Starting with the part that has 3 in it, every other square clockwise is $3*n$ where $n$ is the next prime number. So:
$3*1=3$
$3*2=6$
$3*3=9$
$3*5=15$
$3*7=21$
$3*11=33$
$3*13=39$

• This seems to be the intended answer, but 1 is not a prime – Rohcana Aug 22 '15 at 3:19
• @Anachor Wow I completely overlooked that. Thanks for pointing it out – MisterEman22 Aug 22 '15 at 3:23
• Try Again.Good try though – prog_SAHIL Aug 22 '15 at 3:25
• Of course, there is always this – Rohcana Aug 22 '15 at 3:32
• You could just say n are non-composite natural numbers – CodeNewbie Aug 22 '15 at 4:52

Another possibility:

45

Explanation:

3 + 3 = 6
6 + 3 = 9
9 + 6 = 15
15 + 6 = 21
21 + 12 = 33
33 + 12 = 45

13

Because

15 + 3 + 21 + 6 + 33 + 9 + n = 100

This is likely not the true answer, but it's worth a shot.

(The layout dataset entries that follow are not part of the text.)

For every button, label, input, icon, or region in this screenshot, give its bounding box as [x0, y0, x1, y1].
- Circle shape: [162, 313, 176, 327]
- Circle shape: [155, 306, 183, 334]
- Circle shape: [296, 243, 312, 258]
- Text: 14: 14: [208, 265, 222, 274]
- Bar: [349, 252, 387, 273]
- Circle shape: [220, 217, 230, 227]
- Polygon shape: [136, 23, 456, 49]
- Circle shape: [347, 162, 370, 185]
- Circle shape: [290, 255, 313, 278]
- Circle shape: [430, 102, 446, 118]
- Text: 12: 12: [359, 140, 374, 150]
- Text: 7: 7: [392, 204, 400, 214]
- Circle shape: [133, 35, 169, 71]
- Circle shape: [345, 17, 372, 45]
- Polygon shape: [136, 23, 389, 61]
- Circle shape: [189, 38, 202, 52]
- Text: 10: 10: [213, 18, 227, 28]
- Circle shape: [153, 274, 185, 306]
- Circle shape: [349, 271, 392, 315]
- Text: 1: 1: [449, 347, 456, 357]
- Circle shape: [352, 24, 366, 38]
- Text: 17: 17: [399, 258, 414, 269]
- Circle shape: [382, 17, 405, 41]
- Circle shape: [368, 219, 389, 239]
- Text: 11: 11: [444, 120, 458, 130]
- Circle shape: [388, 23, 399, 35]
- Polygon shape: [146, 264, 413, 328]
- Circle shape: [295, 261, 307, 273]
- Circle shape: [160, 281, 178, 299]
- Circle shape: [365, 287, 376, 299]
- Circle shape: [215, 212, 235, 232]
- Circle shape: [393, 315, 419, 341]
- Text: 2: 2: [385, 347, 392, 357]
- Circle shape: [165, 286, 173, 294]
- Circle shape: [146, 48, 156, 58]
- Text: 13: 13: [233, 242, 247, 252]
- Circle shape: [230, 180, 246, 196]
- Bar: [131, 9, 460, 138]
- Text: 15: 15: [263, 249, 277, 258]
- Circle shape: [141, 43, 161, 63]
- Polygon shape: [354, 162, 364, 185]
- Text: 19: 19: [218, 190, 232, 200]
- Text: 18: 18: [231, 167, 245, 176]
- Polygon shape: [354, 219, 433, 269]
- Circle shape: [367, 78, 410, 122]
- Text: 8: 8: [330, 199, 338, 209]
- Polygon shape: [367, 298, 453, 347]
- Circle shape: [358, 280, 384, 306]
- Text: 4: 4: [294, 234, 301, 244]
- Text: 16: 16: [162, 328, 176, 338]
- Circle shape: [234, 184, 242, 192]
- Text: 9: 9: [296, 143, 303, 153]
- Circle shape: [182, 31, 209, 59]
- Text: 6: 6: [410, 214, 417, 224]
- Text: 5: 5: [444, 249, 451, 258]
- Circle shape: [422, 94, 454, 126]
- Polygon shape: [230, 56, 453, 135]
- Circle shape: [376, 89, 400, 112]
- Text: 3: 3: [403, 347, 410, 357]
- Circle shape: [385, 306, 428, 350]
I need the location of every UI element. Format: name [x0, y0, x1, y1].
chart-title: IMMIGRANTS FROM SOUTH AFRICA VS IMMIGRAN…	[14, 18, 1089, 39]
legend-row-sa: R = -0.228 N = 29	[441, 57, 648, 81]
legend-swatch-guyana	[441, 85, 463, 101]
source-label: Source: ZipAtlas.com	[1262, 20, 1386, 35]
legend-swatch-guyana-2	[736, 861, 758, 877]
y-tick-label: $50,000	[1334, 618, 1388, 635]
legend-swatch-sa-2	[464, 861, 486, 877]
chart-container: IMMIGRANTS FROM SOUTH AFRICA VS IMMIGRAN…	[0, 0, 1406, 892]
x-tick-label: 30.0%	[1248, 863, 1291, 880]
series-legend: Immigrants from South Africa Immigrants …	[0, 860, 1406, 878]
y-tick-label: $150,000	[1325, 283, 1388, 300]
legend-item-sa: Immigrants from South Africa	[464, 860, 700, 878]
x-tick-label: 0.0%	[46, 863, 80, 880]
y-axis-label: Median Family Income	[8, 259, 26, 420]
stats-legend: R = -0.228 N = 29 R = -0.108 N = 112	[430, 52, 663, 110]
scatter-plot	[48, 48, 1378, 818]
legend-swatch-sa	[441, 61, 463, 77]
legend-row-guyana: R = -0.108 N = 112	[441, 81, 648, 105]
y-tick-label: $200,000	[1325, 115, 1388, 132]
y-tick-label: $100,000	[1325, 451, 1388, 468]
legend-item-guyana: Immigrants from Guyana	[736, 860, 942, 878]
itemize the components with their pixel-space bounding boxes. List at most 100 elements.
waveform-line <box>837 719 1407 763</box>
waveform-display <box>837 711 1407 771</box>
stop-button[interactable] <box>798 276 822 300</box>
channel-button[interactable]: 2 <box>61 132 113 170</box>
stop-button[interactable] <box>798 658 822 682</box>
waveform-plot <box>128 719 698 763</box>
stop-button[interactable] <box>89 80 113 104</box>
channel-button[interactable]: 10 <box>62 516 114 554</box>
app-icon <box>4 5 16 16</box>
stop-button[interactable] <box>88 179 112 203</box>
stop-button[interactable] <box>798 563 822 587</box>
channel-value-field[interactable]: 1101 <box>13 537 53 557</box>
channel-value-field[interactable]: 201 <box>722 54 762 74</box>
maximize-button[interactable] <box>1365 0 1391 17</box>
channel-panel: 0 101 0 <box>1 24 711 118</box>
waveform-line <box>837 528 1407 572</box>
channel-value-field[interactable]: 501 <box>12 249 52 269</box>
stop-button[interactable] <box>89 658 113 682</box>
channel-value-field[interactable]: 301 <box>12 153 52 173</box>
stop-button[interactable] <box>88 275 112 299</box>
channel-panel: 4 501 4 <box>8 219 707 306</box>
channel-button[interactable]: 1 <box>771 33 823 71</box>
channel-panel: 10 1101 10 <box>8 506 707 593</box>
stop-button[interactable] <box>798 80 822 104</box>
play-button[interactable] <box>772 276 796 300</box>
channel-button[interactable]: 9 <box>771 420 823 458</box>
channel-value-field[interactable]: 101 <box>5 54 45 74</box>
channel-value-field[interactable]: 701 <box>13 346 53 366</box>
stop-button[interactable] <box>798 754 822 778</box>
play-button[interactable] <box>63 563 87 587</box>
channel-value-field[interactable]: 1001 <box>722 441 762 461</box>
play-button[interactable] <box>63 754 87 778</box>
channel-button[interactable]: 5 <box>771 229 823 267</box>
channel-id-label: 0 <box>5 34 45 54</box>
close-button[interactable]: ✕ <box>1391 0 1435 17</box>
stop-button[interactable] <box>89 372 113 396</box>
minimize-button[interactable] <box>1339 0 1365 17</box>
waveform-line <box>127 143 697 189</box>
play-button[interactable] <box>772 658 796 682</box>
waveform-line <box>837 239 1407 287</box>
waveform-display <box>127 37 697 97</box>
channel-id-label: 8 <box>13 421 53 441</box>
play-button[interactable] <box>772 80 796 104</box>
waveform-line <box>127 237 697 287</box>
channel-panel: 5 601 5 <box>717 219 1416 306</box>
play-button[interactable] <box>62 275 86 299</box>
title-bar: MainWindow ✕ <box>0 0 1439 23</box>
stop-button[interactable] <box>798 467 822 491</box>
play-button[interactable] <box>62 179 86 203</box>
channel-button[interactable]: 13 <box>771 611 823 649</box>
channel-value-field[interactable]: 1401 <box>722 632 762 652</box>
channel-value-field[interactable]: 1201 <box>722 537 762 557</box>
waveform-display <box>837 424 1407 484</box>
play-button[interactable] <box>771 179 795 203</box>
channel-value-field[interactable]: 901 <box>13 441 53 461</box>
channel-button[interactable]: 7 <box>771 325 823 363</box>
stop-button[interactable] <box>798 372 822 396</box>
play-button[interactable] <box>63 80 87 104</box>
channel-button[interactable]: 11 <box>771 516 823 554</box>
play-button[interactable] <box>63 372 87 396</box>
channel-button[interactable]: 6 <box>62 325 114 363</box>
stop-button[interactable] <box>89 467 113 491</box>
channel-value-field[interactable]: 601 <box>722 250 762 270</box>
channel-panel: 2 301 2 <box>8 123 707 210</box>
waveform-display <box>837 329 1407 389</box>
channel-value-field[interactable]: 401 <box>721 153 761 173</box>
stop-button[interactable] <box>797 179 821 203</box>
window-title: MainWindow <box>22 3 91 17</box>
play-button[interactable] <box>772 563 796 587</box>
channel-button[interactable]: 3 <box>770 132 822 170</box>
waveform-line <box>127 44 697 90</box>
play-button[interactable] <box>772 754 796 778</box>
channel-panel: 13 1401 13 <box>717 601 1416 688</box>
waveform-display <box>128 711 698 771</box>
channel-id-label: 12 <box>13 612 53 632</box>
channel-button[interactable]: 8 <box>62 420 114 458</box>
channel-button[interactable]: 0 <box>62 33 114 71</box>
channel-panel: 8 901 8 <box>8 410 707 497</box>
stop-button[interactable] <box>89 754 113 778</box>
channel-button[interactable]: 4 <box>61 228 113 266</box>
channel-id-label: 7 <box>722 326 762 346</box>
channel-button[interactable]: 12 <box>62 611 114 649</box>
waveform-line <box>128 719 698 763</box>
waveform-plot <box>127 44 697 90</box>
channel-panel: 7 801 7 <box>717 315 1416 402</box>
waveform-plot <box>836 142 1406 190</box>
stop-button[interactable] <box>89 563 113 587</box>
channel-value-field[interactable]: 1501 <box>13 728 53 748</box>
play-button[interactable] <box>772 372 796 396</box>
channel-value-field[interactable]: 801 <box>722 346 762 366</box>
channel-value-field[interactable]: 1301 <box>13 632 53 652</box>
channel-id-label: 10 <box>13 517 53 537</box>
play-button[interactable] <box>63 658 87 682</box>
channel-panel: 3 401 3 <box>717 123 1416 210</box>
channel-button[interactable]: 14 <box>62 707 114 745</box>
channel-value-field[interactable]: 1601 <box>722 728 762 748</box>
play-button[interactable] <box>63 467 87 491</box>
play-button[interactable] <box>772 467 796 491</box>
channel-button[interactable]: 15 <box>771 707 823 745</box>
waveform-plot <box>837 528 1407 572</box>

I'm almost certain that this is the correct answer, because of the simple explanation:

39

For each pair of adjacent numbers, caluclate $\text{largest number} - 2*\text{smallest number}$

$15-2*3 = 9$, 9 is already in the circle
$21-2*3 = 15$, 15 is already in the circle
$21-2*6 = 9$, 9 is already in the circle
$33-2*6 = 21$, 21 is already in the circle
$33-2*9 = 15$, 15 is already in the circle

The only values for the missing number that follow this rule are: $3$, $33$, and $39$. The circle already contains $3$ and $33$, so we'll use $39$.